MCAS nedir? Manevra Karakteristikleri Takviye Sistemi (MCAS), 737 MAX jetlerinde uçak kontrol karakteristiklerini geliştirmek ve yüksek hücum açılarında yukarı yunuslama eğilimini azaltmak için kullanılan bir uçuş kontrol kaidesidir. Boeing, 737 Max’lara neden MCAS yükledi? Manevra Karakteristikleri Takviye Sistemi (MCAS) uçuş kontrol kaidesi, 737 MAX uçaklarının yunuslama istikrarını sağlayarak diğer 737 modelleri gibi algılanması ve uçması için tasarlanmış ve sertifikalandırılmıştır. MCAS ne zaman devreye girer? MCAS, sadece aşağıdaki üç koşulun gerçekleştiği ender durumlarda devreye girer:

- Uçak burnunun normalden yüksek bir açıya yaklaşması,

- Uçağın manuel olarak yukarı doğru uçması,

- Uçak flap’lerinin kapali olması.”2 

Bahsedilen sistem uçuş güvenliğini ciddi bir biçimde tehdit etmektedir. Zira sistem ender durumlarda değil kalkış esnasında devreye girmektedir. Sistemdeki en ufak bir arızaya pilotların yanıt verme süresi 10 saniyedir. Yani bir pilot 10 saniye içinde uçaktaki bu probleme yanıt üretemezse uçağın düşmesi kaçınılmazdır. Endonezya'da Lion Hava Yollarına ait “JT 610” sefer sayılı Boeing 737 Max 8 tipi uçak, 29 Ekim 2018'de, Cakarta'dan Sumatra Adası'ndaki Pangkal Pinang şehrine gitmek üzere havalandıktan kısa süre sonra denize çakılmıştı ve pilotlar MCAS denilen yeni sistemin adını dahi duymamıştı. Yani pilotlar karşılaştıkları krizin ne olduğunu anlamamışlardı bile. Böyle anlarda kapitalizmi tarif etmek için Jack London’un betimlemeleri dahi hafif kalıyor olabilir. Şirketin o dönemki CEO’su Dennis Muilenburg, anlaştığı halkla ilişkiler firmalarıyla krizi yönetmeye çalıştı. Krizi yönetirken de hiç utanmadan suçu Amerikalı olmayan ve yetersiz eğitime sahip olduklarını iddia ettikleri pilotlara attılar. Anlaşılan o ki Amerikalı şirketlere göre ABD’li ve beyaz tenli olmayan dünya üzerindeki tüm insanlar ‘eğitimsiz ve cahiller’. Şirket uçağın neden düştüğünü gayet iyi biliyordu ve gereken önlemler alınmazsa, MAX tipi gıcır gıcır uçaklar düşmeye devam edecekti.

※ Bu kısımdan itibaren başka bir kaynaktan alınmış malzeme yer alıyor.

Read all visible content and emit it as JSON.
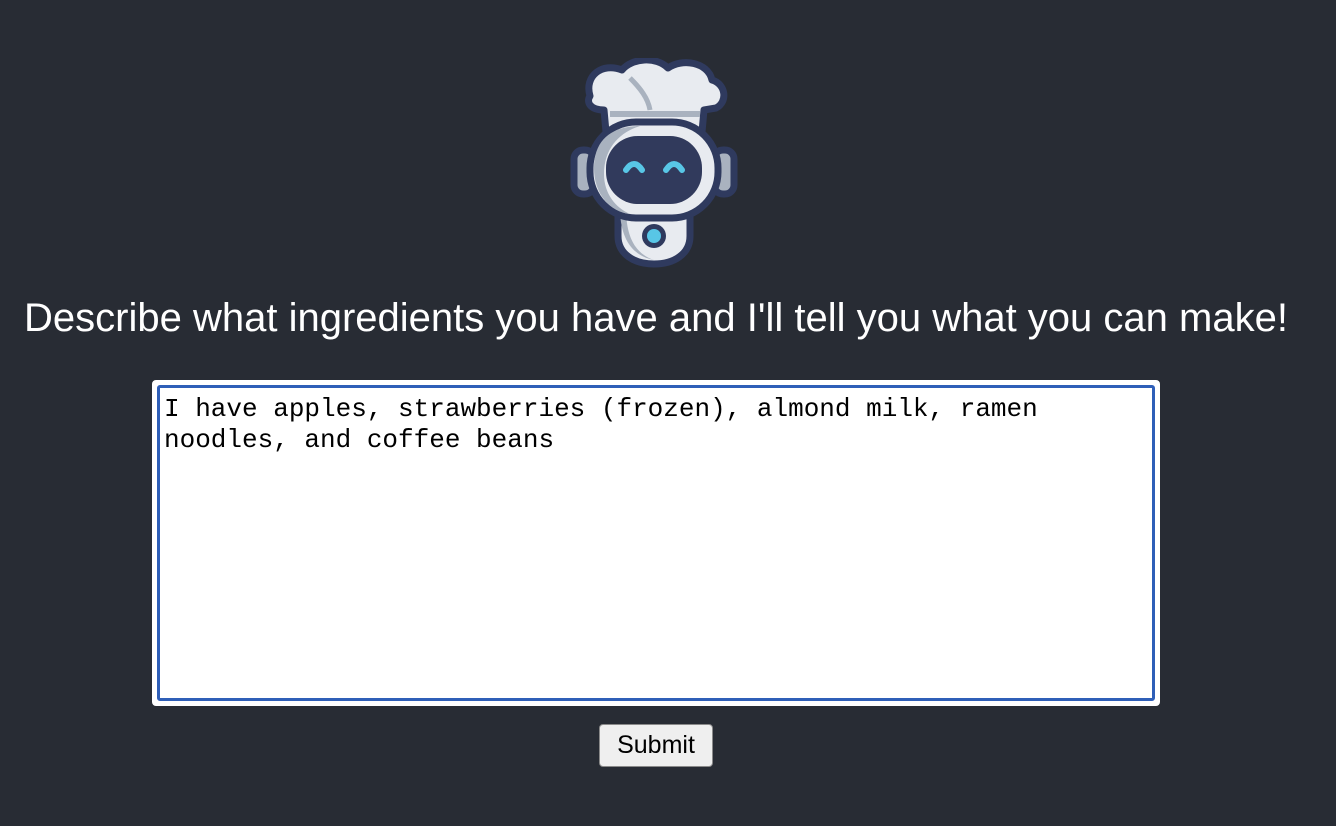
{
  "logo": {
    "icon": "chef-robot-icon",
    "colors": {
      "outline": "#2f3a5e",
      "body": "#e8ebf0",
      "shade": "#a9b2bf",
      "face": "#313a5c",
      "eyes": "#58c6e6"
    }
  },
  "main": {
    "heading": "Describe what ingredients you have and I'll tell you what you can make!",
    "ingredients_input": {
      "value": "I have apples, strawberries (frozen), almond milk, ramen noodles, and coffee beans",
      "placeholder": ""
    },
    "submit_label": "Submit"
  },
  "colors": {
    "background": "#282c34",
    "text": "#ffffff",
    "focus_ring": "#2f5fb8"
  }
}
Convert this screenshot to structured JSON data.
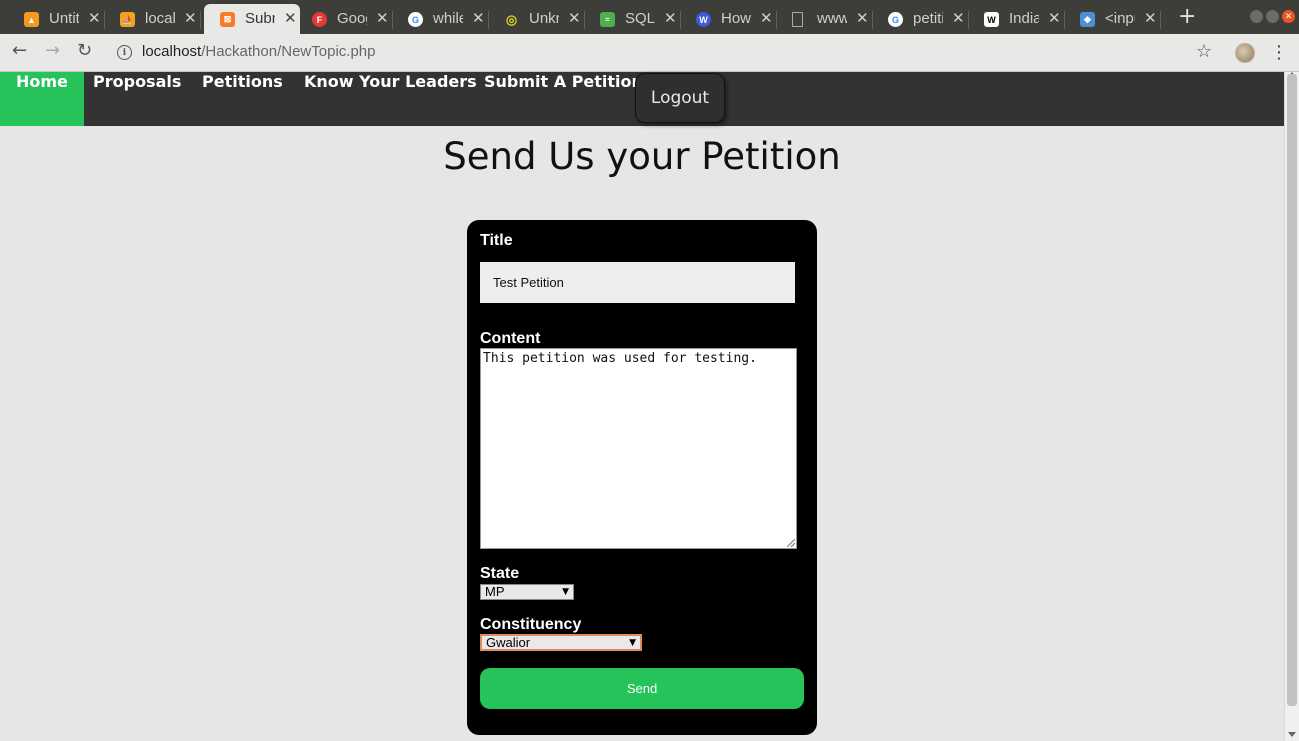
{
  "browser": {
    "tabs": [
      {
        "title": "Untitled",
        "icon": "untitled-icon",
        "color": "#f19a1d"
      },
      {
        "title": "localhost",
        "icon": "phpmyadmin-icon",
        "color": "#f2a51a"
      },
      {
        "title": "Submit",
        "icon": "xampp-icon",
        "color": "#fb7a24",
        "active": true
      },
      {
        "title": "Google Fonts",
        "icon": "google-fonts-icon",
        "color": "#e53935"
      },
      {
        "title": "while",
        "icon": "google-icon",
        "color": "#4285f4"
      },
      {
        "title": "Unknown",
        "icon": "unknown-icon",
        "color": "#d6d226"
      },
      {
        "title": "SQL",
        "icon": "sql-icon",
        "color": "#4caf50"
      },
      {
        "title": "How",
        "icon": "wikihow-icon",
        "color": "#3b5bdb"
      },
      {
        "title": "www",
        "icon": "file-icon",
        "color": "#bdbdbd"
      },
      {
        "title": "petition",
        "icon": "google-icon",
        "color": "#4285f4"
      },
      {
        "title": "India",
        "icon": "wikipedia-icon",
        "color": "#ffffff"
      },
      {
        "title": "<input",
        "icon": "input-icon",
        "color": "#4a90d9"
      }
    ],
    "url_host": "localhost",
    "url_path": "/Hackathon/NewTopic.php"
  },
  "nav": {
    "items": [
      "Home",
      "Proposals",
      "Petitions",
      "Know Your Leaders",
      "Submit A Petition"
    ],
    "logout": "Logout",
    "accent": "#26c25a",
    "background": "#333333"
  },
  "page": {
    "heading": "Send Us your Petition"
  },
  "form": {
    "title_label": "Title",
    "title_value": "Test Petition",
    "content_label": "Content",
    "content_value": "This petition was used for testing.",
    "state_label": "State",
    "state_value": "MP",
    "constituency_label": "Constituency",
    "constituency_value": "Gwalior",
    "send_label": "Send",
    "send_color": "#26c25a"
  }
}
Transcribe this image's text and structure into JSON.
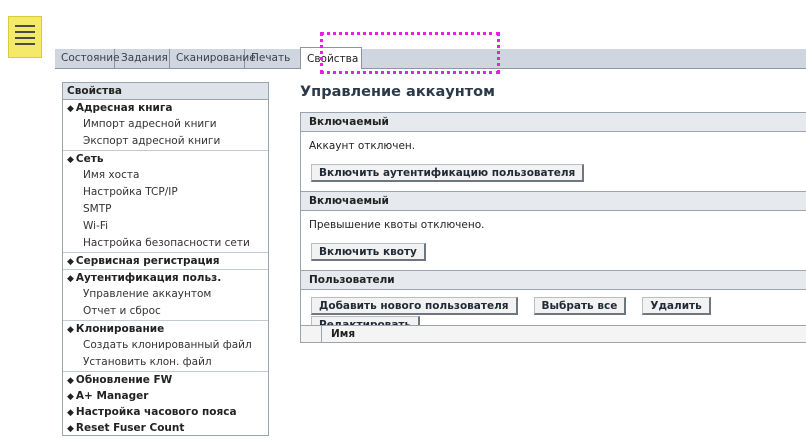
{
  "app": {
    "doc_icon": "document-icon"
  },
  "tabs": [
    {
      "label": "Состояние",
      "active": false
    },
    {
      "label": "Задания",
      "active": false
    },
    {
      "label": "Сканирование",
      "active": false
    },
    {
      "label": "Печать",
      "active": false
    },
    {
      "label": "Свойства",
      "active": true
    }
  ],
  "sidebar": {
    "header": "Свойства",
    "sections": [
      {
        "title": "Адресная книга",
        "items": [
          "Импорт адресной книги",
          "Экспорт адресной книги"
        ]
      },
      {
        "title": "Сеть",
        "items": [
          "Имя хоста",
          "Настройка TCP/IP",
          "SMTP",
          "Wi-Fi",
          "Настройка безопасности сети"
        ]
      },
      {
        "title": "Сервисная регистрация",
        "items": []
      },
      {
        "title": "Аутентификация польз.",
        "items": [
          "Управление аккаунтом",
          "Отчет и сброс"
        ]
      },
      {
        "title": "Клонирование",
        "items": [
          "Создать клонированный файл",
          "Установить клон. файл"
        ]
      },
      {
        "title": "Обновление FW",
        "items": []
      },
      {
        "title": "A+ Manager",
        "items": []
      },
      {
        "title": "Настройка часового пояса",
        "items": []
      },
      {
        "title": "Reset Fuser Count",
        "items": []
      }
    ]
  },
  "main": {
    "title": "Управление аккаунтом",
    "account": {
      "header": "Включаемый",
      "status": "Аккаунт отключен.",
      "button": "Включить аутентификацию пользователя"
    },
    "quota": {
      "header": "Включаемый",
      "status": "Превышение квоты отключено.",
      "button": "Включить квоту"
    },
    "users": {
      "header": "Пользователи",
      "buttons": [
        "Добавить нового пользователя",
        "Выбрать все",
        "Удалить",
        "Редактировать"
      ],
      "column_name": "Имя"
    }
  },
  "colors": {
    "highlight": "#e81ee8",
    "doc_icon": "#f4ea6a"
  }
}
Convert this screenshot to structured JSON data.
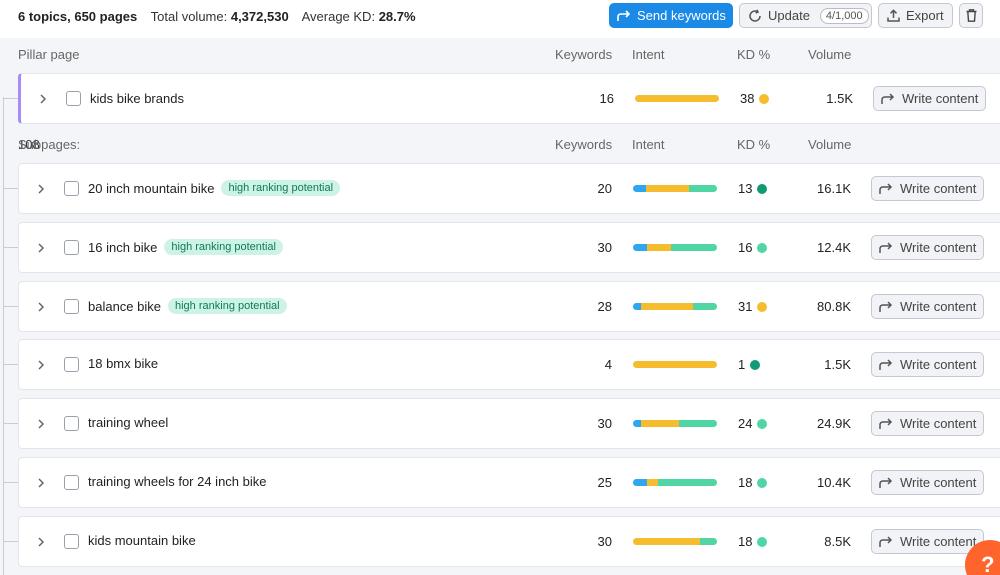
{
  "summary": {
    "topics_pages": "6 topics, 650 pages",
    "volume_label": "Total volume:",
    "volume_value": "4,372,530",
    "kd_label": "Average KD:",
    "kd_value": "28.7%"
  },
  "toolbar": {
    "send_label": "Send keywords",
    "update_label": "Update",
    "update_count": "4/1,000",
    "export_label": "Export"
  },
  "pillar_header": {
    "title": "Pillar page",
    "keywords": "Keywords",
    "intent": "Intent",
    "kd": "KD %",
    "volume": "Volume"
  },
  "pillar": {
    "keyword": "kids bike brands",
    "keywords": "16",
    "kd": "38",
    "volume": "1.5K",
    "kd_color": "#f5bd2e",
    "intent": [
      {
        "color": "#f5bd2e",
        "pct": 100
      }
    ]
  },
  "subpages_header": {
    "label": "Subpages:",
    "count": "108",
    "keywords": "Keywords",
    "intent": "Intent",
    "kd": "KD %",
    "volume": "Volume"
  },
  "write_label": "Write content",
  "subpages": [
    {
      "keyword": "20 inch mountain bike",
      "tag": "high ranking potential",
      "keywords": "20",
      "kd": "13",
      "kd_color": "#109b75",
      "volume": "16.1K",
      "intent": [
        {
          "color": "#2fa6f0",
          "pct": 16
        },
        {
          "color": "#f5bd2e",
          "pct": 51
        },
        {
          "color": "#4fd6a4",
          "pct": 33
        }
      ]
    },
    {
      "keyword": "16 inch bike",
      "tag": "high ranking potential",
      "keywords": "30",
      "kd": "16",
      "kd_color": "#4fd6a4",
      "volume": "12.4K",
      "intent": [
        {
          "color": "#2fa6f0",
          "pct": 17
        },
        {
          "color": "#f5bd2e",
          "pct": 28
        },
        {
          "color": "#4fd6a4",
          "pct": 55
        }
      ]
    },
    {
      "keyword": "balance bike",
      "tag": "high ranking potential",
      "keywords": "28",
      "kd": "31",
      "kd_color": "#f5bd2e",
      "volume": "80.8K",
      "intent": [
        {
          "color": "#2fa6f0",
          "pct": 9
        },
        {
          "color": "#f5bd2e",
          "pct": 62
        },
        {
          "color": "#4fd6a4",
          "pct": 29
        }
      ]
    },
    {
      "keyword": "18 bmx bike",
      "tag": "",
      "keywords": "4",
      "kd": "1",
      "kd_color": "#109b75",
      "volume": "1.5K",
      "intent": [
        {
          "color": "#f5bd2e",
          "pct": 100
        }
      ]
    },
    {
      "keyword": "training wheel",
      "tag": "",
      "keywords": "30",
      "kd": "24",
      "kd_color": "#4fd6a4",
      "volume": "24.9K",
      "intent": [
        {
          "color": "#2fa6f0",
          "pct": 10
        },
        {
          "color": "#f5bd2e",
          "pct": 45
        },
        {
          "color": "#4fd6a4",
          "pct": 45
        }
      ]
    },
    {
      "keyword": "training wheels for 24 inch bike",
      "tag": "",
      "keywords": "25",
      "kd": "18",
      "kd_color": "#4fd6a4",
      "volume": "10.4K",
      "intent": [
        {
          "color": "#2fa6f0",
          "pct": 17
        },
        {
          "color": "#f5bd2e",
          "pct": 13
        },
        {
          "color": "#4fd6a4",
          "pct": 70
        }
      ]
    },
    {
      "keyword": "kids mountain bike",
      "tag": "",
      "keywords": "30",
      "kd": "18",
      "kd_color": "#4fd6a4",
      "volume": "8.5K",
      "intent": [
        {
          "color": "#f5bd2e",
          "pct": 80
        },
        {
          "color": "#4fd6a4",
          "pct": 20
        }
      ]
    }
  ],
  "help_label": "?",
  "colors": {
    "accent": "#1a8ae6",
    "pillar_bar": "#a78bfa",
    "tag_bg": "#cdf2e6",
    "help": "#ff642d"
  }
}
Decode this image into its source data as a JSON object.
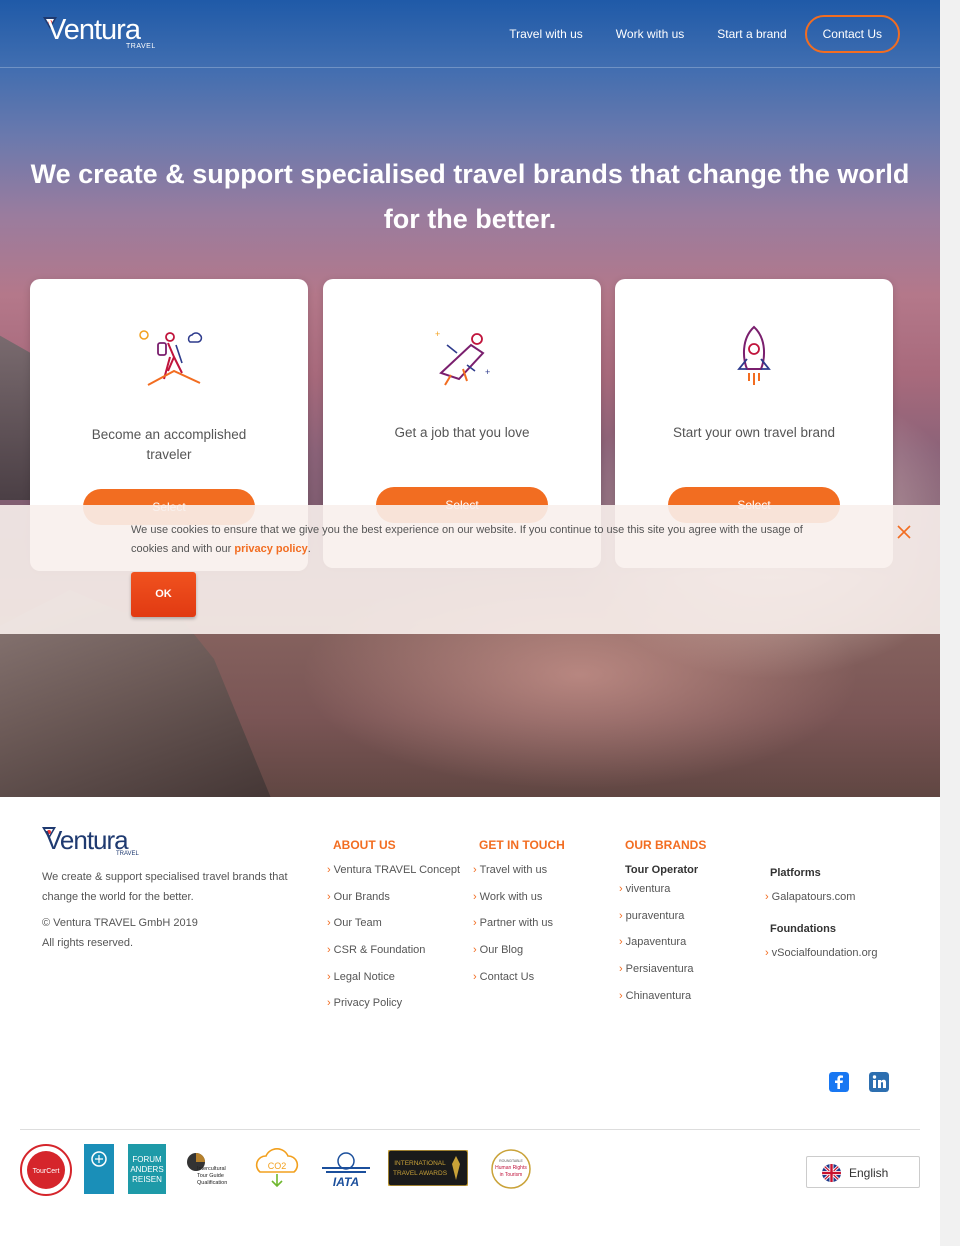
{
  "header": {
    "logo_text": "Ventura",
    "logo_sub": "TRAVEL",
    "nav": [
      "Travel with us",
      "Work with us",
      "Start a brand"
    ],
    "contact_label": "Contact Us"
  },
  "hero": {
    "headline": "We create & support specialised travel brands that change the world for the better."
  },
  "cards": [
    {
      "text": "Become an accomplished traveler",
      "button": "Select",
      "icon": "hiker-icon"
    },
    {
      "text": "Get a job that you love",
      "button": "Select",
      "icon": "flying-person-icon"
    },
    {
      "text": "Start your own travel brand",
      "button": "Select",
      "icon": "rocket-icon"
    }
  ],
  "cookie": {
    "message": "We use cookies to ensure that we give you the best experience on our website. If you continue to use this site you agree with the usage of cookies and with our",
    "link": "privacy policy",
    "end": ".",
    "ok_label": "OK"
  },
  "footer": {
    "logo_text": "Ventura",
    "logo_sub": "TRAVEL",
    "description": "We create & support specialised travel brands that change the world for the better.",
    "copyright": "© Ventura TRAVEL GmbH 2019",
    "rights": "All rights reserved.",
    "about": {
      "title": "ABOUT US",
      "items": [
        "Ventura TRAVEL Concept",
        "Our Brands",
        "Our Team",
        "CSR & Foundation",
        "Legal Notice",
        "Privacy Policy"
      ]
    },
    "touch": {
      "title": "GET IN TOUCH",
      "items": [
        "Travel with us",
        "Work with us",
        "Partner with us",
        "Our Blog",
        "Contact Us"
      ]
    },
    "brands": {
      "title": "OUR BRANDS",
      "tour_operator_label": "Tour Operator",
      "items": [
        "viventura",
        "puraventura",
        "Japaventura",
        "Persiaventura",
        "Chinaventura"
      ]
    },
    "platforms": {
      "label": "Platforms",
      "items": [
        "Galapatours.com"
      ],
      "foundations_label": "Foundations",
      "foundations": [
        "vSocialfoundation.org"
      ]
    },
    "language": "English",
    "badges": {
      "tourcert": "TourCert",
      "forum": [
        "FORUM",
        "ANDERS",
        "REISEN"
      ],
      "intercultural": [
        "Intercultural",
        "Tour Guide",
        "Qualification"
      ],
      "co2": "CO2",
      "iata": "IATA",
      "awards": [
        "INTERNATIONAL",
        "TRAVEL AWARDS"
      ],
      "human": [
        "ROUNDTABLE",
        "Human Rights",
        "in Tourism"
      ]
    }
  },
  "colors": {
    "accent": "#f26d21",
    "brand_navy": "#1f3a70",
    "facebook": "#1877f2",
    "linkedin": "#2d6fb0"
  }
}
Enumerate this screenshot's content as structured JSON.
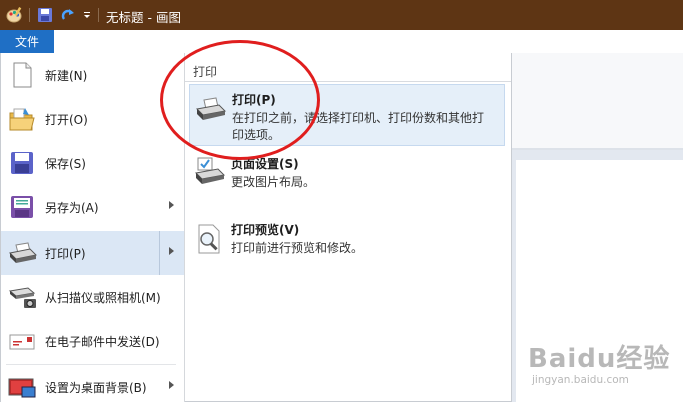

Bu yüzden, alelacele uçağı kullanacak olan pilotlara brifingler verildi. Şirketin hisse değeri tehlikeye gireceğinden uçakları sahadan çekmek söz konusu bile olamazdı. Bu uğurda pilotların ten renkleri dahi halkla ilişkilerin uzmanlık alanına giriyordu, halka ilişkilere girerken de insanlıktan çıkmış oluyorlardı.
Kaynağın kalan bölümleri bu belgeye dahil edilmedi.